ACB moved to Los Angeles in 2011, and good fortune soon flowed. A trip to a stage lighting shop in Mid-City led to a chance encounter with the owner, who had built a two-story dance studio in the back of the warehouse; impressed by Jones, he offered it free of cost for the company’s first season in L.A.
The team stumbled across their second space at 5900 Wilshire Blvd., where an empty room sat at the base of the skyscraper. Jones knew he couldn’t afford the lease, but called the number in the window anyway. Eventually he was connected to Wayne Ratkovich, head of the huge Downtown-based property firm The Ratkovich Company.
“They seemed to be wonderful young people with very high aspirations. So we let them use the space until we had a tenant,” Ratkovich says. “They became an attraction for our project, and our interest grew. When that space got filled, we moved them to The Bloc, free of charge again.
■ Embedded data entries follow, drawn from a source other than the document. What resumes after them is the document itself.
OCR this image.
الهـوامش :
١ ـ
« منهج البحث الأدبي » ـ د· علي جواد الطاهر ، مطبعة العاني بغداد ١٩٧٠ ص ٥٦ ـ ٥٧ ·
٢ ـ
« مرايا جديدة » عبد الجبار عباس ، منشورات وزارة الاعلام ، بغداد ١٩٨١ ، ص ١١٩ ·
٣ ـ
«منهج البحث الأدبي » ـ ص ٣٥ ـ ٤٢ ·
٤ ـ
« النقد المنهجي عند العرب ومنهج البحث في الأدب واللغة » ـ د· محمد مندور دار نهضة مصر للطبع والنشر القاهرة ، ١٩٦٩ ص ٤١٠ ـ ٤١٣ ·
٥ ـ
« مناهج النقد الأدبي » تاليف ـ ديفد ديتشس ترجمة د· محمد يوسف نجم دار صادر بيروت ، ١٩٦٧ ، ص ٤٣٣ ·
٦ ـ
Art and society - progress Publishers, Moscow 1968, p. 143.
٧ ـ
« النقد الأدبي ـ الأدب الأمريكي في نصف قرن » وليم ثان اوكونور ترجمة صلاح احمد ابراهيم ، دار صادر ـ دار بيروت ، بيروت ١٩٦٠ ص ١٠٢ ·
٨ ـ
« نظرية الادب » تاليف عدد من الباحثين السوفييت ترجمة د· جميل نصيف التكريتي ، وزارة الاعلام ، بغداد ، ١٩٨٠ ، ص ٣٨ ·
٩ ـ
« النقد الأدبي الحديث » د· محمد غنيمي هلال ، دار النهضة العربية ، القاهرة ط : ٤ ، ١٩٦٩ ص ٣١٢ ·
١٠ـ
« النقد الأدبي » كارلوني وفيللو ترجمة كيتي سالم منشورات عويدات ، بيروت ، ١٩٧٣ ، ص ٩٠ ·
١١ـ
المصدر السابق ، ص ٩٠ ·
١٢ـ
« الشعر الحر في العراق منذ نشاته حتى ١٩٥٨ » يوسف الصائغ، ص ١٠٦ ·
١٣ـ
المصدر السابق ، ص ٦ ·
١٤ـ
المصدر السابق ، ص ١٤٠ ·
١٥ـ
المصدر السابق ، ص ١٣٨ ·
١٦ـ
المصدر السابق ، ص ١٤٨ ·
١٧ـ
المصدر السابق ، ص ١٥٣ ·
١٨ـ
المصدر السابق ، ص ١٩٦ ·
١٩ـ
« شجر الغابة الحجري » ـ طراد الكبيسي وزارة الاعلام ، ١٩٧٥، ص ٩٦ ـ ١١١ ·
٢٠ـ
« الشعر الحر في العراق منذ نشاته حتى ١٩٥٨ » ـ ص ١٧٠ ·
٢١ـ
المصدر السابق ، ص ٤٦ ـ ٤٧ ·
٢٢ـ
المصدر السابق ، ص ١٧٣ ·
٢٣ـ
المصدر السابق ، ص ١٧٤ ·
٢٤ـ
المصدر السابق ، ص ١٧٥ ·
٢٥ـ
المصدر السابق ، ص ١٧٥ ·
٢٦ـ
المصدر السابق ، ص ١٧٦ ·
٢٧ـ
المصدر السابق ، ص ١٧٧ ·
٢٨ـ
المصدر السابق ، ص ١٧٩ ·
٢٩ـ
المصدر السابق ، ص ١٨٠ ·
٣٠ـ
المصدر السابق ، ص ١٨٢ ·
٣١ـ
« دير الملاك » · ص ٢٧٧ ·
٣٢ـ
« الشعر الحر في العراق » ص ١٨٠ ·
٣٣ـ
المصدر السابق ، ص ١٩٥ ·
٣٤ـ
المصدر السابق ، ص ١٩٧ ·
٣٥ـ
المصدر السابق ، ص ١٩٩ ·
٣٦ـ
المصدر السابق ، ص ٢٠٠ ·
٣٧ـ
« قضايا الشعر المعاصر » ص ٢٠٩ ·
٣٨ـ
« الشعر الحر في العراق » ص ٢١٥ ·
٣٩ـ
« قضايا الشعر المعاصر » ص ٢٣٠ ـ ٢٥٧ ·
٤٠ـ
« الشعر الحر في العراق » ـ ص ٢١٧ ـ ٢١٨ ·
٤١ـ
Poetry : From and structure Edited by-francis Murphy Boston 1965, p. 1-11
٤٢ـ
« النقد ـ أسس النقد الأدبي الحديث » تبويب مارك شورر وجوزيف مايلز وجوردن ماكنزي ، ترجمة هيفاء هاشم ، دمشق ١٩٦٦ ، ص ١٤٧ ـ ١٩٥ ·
They are extraordinarily talented, and we’re fortunate to have them in Los Angeles.”
While The Bloc is leasing quickly, there’s so much space that Ratkovich thinks ACB will stay in the tower for quite some time. That’s good news for dancers like Elise Filo, who is in her third season with the company.
“I wasn’t Balanchine trained, but the company is innovative within the context of classical ballet. Lincoln has this incredible way of matching dance to music and the timing of the footwork,” she says.
No rent means money can be saved for future growth, more shows and the hiring of additional dancers. That also helps Jones focus on the actual dancing. He compares himself to a Renaissance-era painter, learning the craft by copying the masters, for now. A signature style will come in time, he says.
“Ballet for us is an expansive, exalted art form. And here we have an infinite backdrop,” he says, glancing at the view beyond the glass windows. “When I first started dancing, I dreamed about ballet happening somewhere really high up. This is fitting.”